The tragedy of many African wars is directly traceable to this colonial folly. Take the Belgian Congo (later Zaire, and today the Democratic Republic of the Congo) as just one example. No less than six major ethnic groups were shoehorned into a single state as a result of this colonial conquest. The resulting conflicts as each tried to avoid domination by the others (or, if possible, sought to dominate them for its own benefit) have cost literally millions of lives, and continue to do so to this day.
I think one of the main reasons Africa hasn't already fragmented into many smaller states is the dishonesty and greed of post-colonial politicians.
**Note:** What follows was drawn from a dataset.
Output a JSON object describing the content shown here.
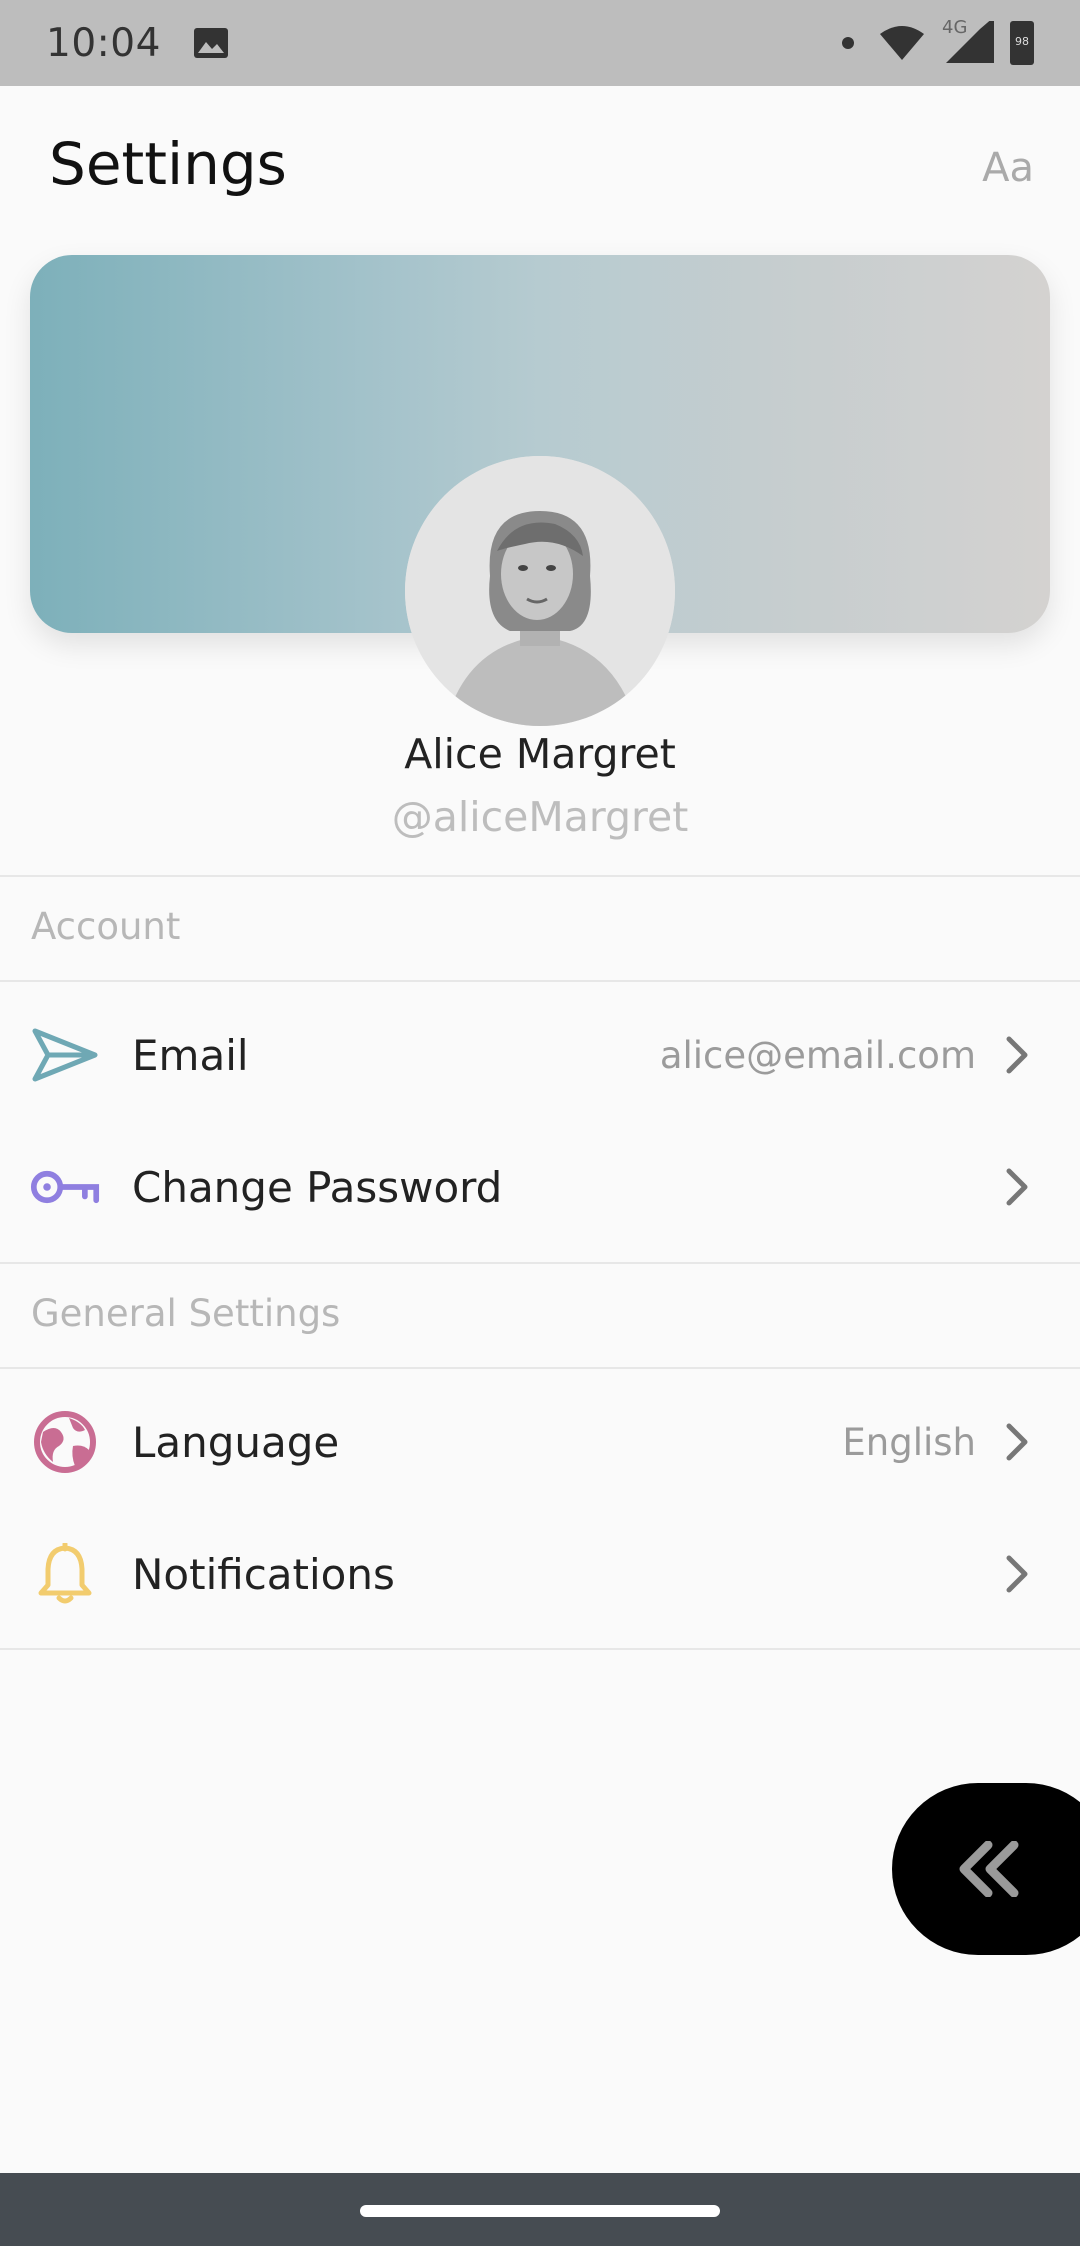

Political corruption is endemic in Africa. It stands to reason that politicians want to rule the largest area possible, and the largest number of subjects, so that they have a wider field for their peculations. It's therefore been in the best interests of African politicians to maintain colonial-era boundaries, which almost invariably enclose larger national states than would exist if tribal, ethnic and cultural divisions were followed and the continent were Balkanized.
Nevertheless, it may be the only way Africa can move forward. That would permit the formation of nation-states that are genuinely homogeneous in terms of language and culture. This might offer an opportunity for that particular tribe or people to advance their own interests within their own borders, rather than have to fend off another group trying to dominate them for the latter's benefit, or fight to defend themselves against predation (and there are many predators in Africa, not all of them four-legged).
It'll be interesting to see where this goes.
Peter
It's interesting you note that more homogeneous culturally and in their language, as I feel that many western countries are falling victim to misguided attempts at multiculturalism with cultures that do not want to assimilate or accept the culture of the state they have moved to.
ReplyDeleteI remember reading a phrase ten+ years ago; it is always 5 minutes to high noon somewhere in Africa.